Let $L \subseteq \Sigma^*$ be a language. We define the relation $\equiv_L$ for words $x,y \in \Sigma^*$ by $x \equiv_L y$ if and only if $\forall z \in \Sigma^*, xz \in L \iff yz \in L$. $\equiv_L$ is the Myhill–Nerode equivalence relation.

Note that we can define $\equiv_L$ for any language, not just those that are regular.
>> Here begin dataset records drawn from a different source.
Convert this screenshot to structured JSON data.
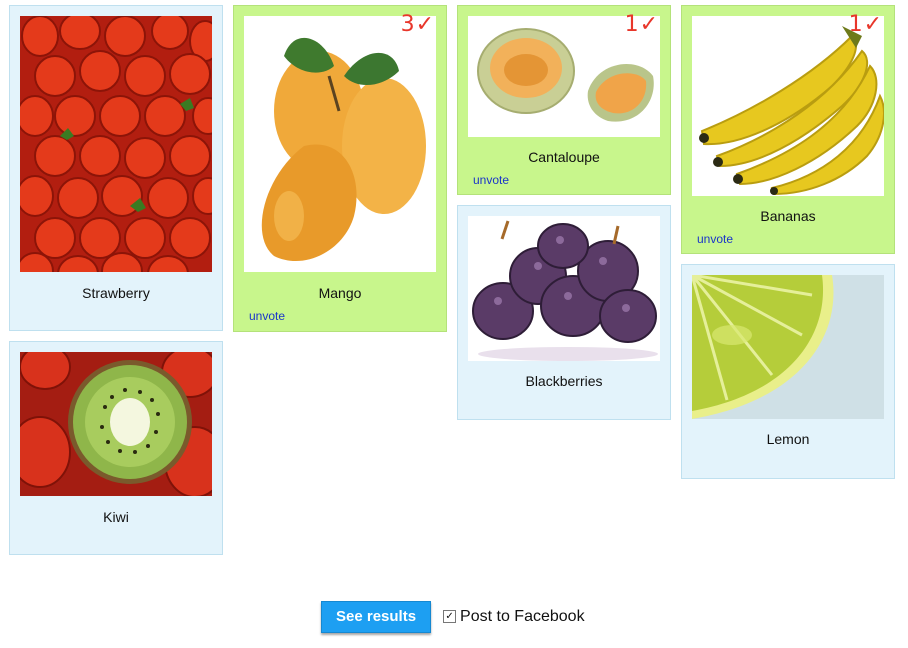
{
  "items": [
    {
      "name": "Strawberry",
      "image_icon": "strawberry-image",
      "voted": false
    },
    {
      "name": "Mango",
      "image_icon": "mango-image",
      "voted": true,
      "votes": "3",
      "check": "✓",
      "unvote": "unvote"
    },
    {
      "name": "Cantaloupe",
      "image_icon": "cantaloupe-image",
      "voted": true,
      "votes": "1",
      "check": "✓",
      "unvote": "unvote"
    },
    {
      "name": "Bananas",
      "image_icon": "bananas-image",
      "voted": true,
      "votes": "1",
      "check": "✓",
      "unvote": "unvote"
    },
    {
      "name": "Kiwi",
      "image_icon": "kiwi-image",
      "voted": false
    },
    {
      "name": "Blackberries",
      "image_icon": "blackberries-image",
      "voted": false
    },
    {
      "name": "Lemon",
      "image_icon": "lemon-image",
      "voted": false
    }
  ],
  "actions": {
    "see_results": "See results",
    "post_to_facebook": "Post to Facebook",
    "post_to_facebook_checked": true,
    "checkmark": "✓"
  },
  "colors": {
    "voted_bg": "#c8f68c",
    "default_bg": "#e3f3fb",
    "button": "#1d9ff2",
    "vote_badge": "#e8362a",
    "link": "#1a35c9"
  }
}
It's also important to note that the equivalence relation applies to all words, not just those in $L$.

$\equiv_L$ is an equivalence relation.

  1. Reflexivity: $xu \in L \iff xu \in L$ and therefore $x \equiv_L x$.
  2. Symmetry: \begin{align*} x \equiv_L y &\iff \forall u \in \Sigma^*, (xu \in L \iff yu \in L) \\ &\iff \forall u \in \Sigma^*, (yu \in L \iff xu \in L) \\ &\iff y \equiv_L x \\ \end{align*}
  3. Transitivity: Suppose $x \equiv_L y$ and $y \equiv_L z$. Then for all $u \in \Sigma^*$, $xu \in L \iff yu \in L$ and $yu \in L \iff zu \in L$. Thus, $xu \in L \iff zu \in L$ and therefore $x \equiv_L z$.

 

$\equiv_L$ is right-invariant.

Suppose that $x \equiv_L y$. Then $xu \in L \iff yu \in L$ for all $u \in \Sigma^*$. Let $u = vz$. Then, $$x(vz) \in L \iff (xv)z \in L \iff (yv)z \in L \iff y(vz) \in L.$$

 

What this leads to is the major result that we're interested in: a characterization of regular languages that directly invokes the finite property we've been looking for.
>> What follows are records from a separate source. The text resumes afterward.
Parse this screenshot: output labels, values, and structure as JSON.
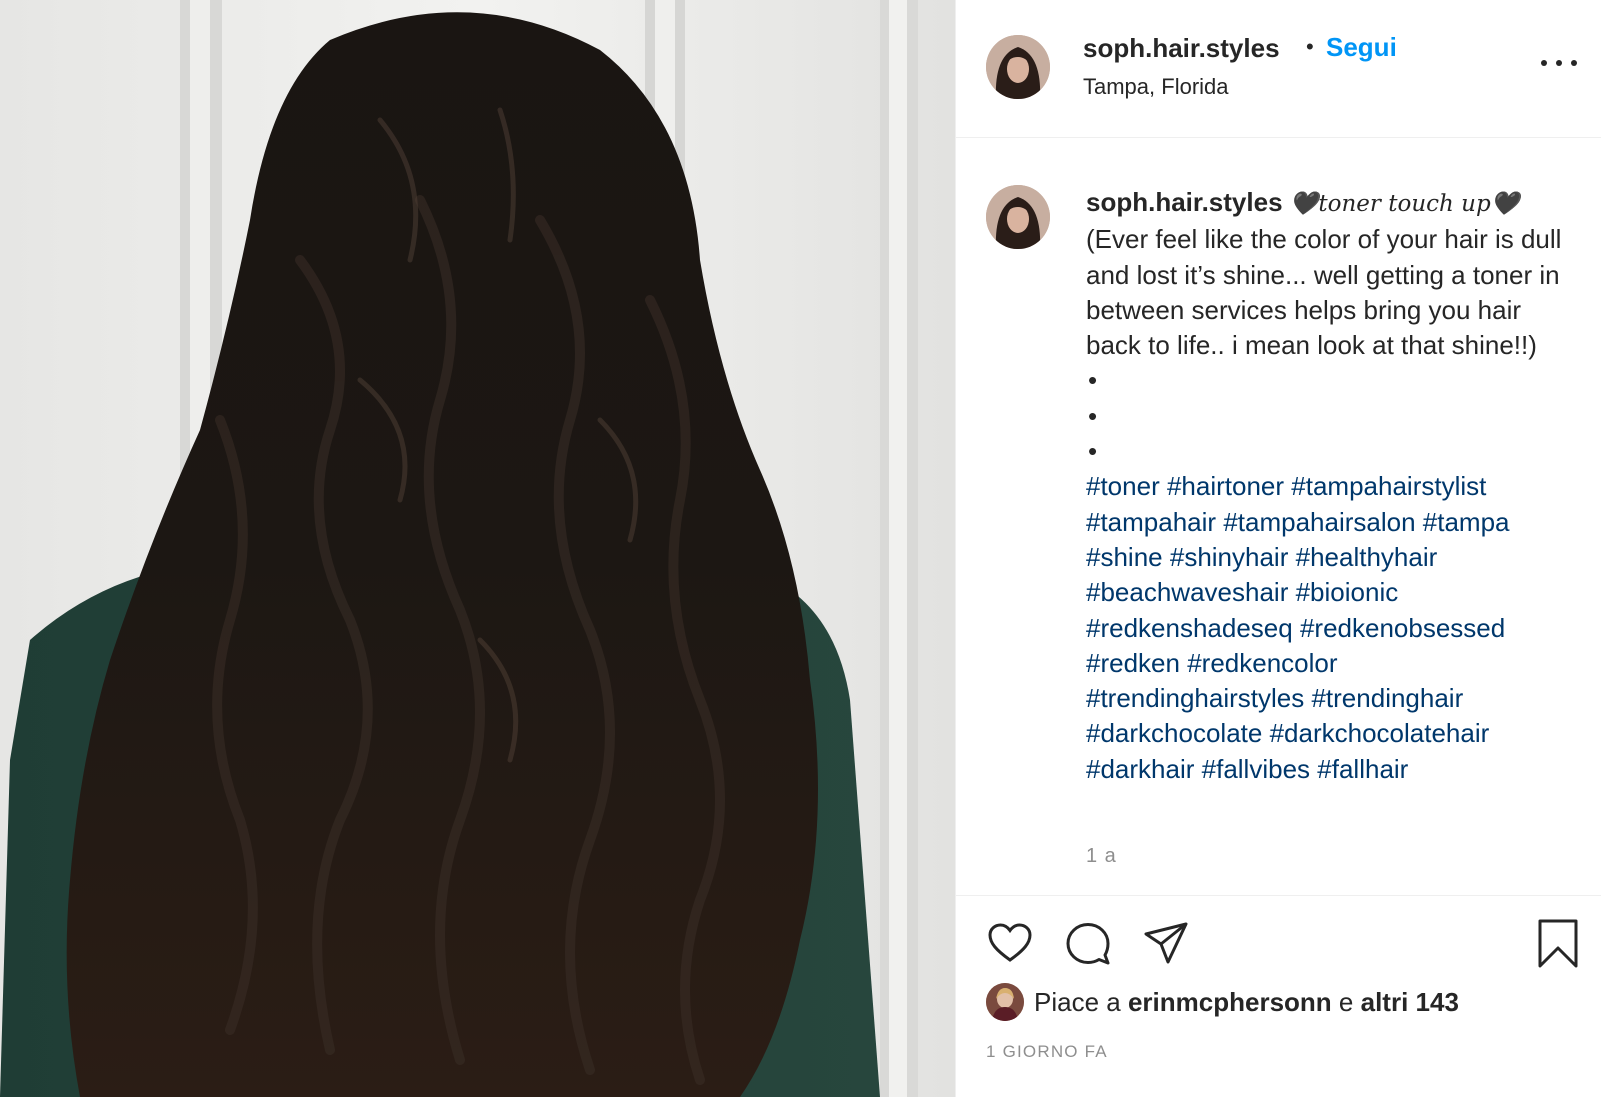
{
  "header": {
    "username": "soph.hair.styles",
    "separator": "•",
    "follow_label": "Segui",
    "location": "Tampa, Florida"
  },
  "caption": {
    "username": "soph.hair.styles",
    "title": "🖤toner touch up🖤",
    "text": "(Ever feel like the color of your hair is dull and lost it’s shine... well getting a toner in between services helps bring you hair back to life.. i mean look at that shine!!)",
    "bullets": [
      "•",
      "•",
      "•"
    ],
    "hashtags": [
      "#toner",
      "#hairtoner",
      "#tampahairstylist",
      "#tampahair",
      "#tampahairsalon",
      "#tampa",
      "#shine",
      "#shinyhair",
      "#healthyhair",
      "#beachwaveshair",
      "#bioionic",
      "#redkenshadeseq",
      "#redkenobsessed",
      "#redken",
      "#redkencolor",
      "#trendinghairstyles",
      "#trendinghair",
      "#darkchocolate",
      "#darkchocolatehair",
      "#darkhair",
      "#fallvibes",
      "#fallhair"
    ],
    "time": "1 a"
  },
  "likes": {
    "prefix": "Piace a",
    "user": "erinmcphersonn",
    "joiner": "e",
    "others": "altri 143"
  },
  "post_age": "1 GIORNO FA",
  "icons": {
    "like": "heart-icon",
    "comment": "comment-icon",
    "share": "paper-plane-icon",
    "save": "bookmark-icon",
    "more": "more-dots-icon"
  },
  "colors": {
    "link_blue": "#0095f6",
    "hashtag_blue": "#00376b",
    "muted": "#8e8e8e"
  }
}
Let $L \subseteq \Sigma^*$ be a language. Then $L$ is regular if and only if the Myhill–Nerode relation $\equiv_L$ is of finite index. That is, $\equiv_L$ has finitely many equivalence classes.

Let's put a few things together. DFAs define a right-invariant relation where strings that enter the same state are equivalent and that attaching a suffix to those strings makes them enter the same state. So this means that if $x \sim_A y$, then $xz \sim_A yz$ and $xz \in L$ iff $yz \in L$—that is, they either both enter a final state or they both don't. So there seems to be a connection between a DFA and the Myhill–Nerode relation.

We can also see how the Myhill–Nerode relation seems to say something very similar about two strings that happen to have the same derivative. Suppose for two strings $x$ and $y$ we have $\frac{d}{dx} \mathbf r = \frac{d}{dy} \mathbf r$. This says that the strings $z$ such that $xz \in L(\mathbf r)$ are exactly the same as for $yz \in L(\mathbf r)$.

So what's the finite property that the pumping lemma assumes of regular languages? It's really how many Myhill–Nerode equivalence classes they have. And so if a language has infinitely many Myhill—Nerode equivalence classes, it is not regular.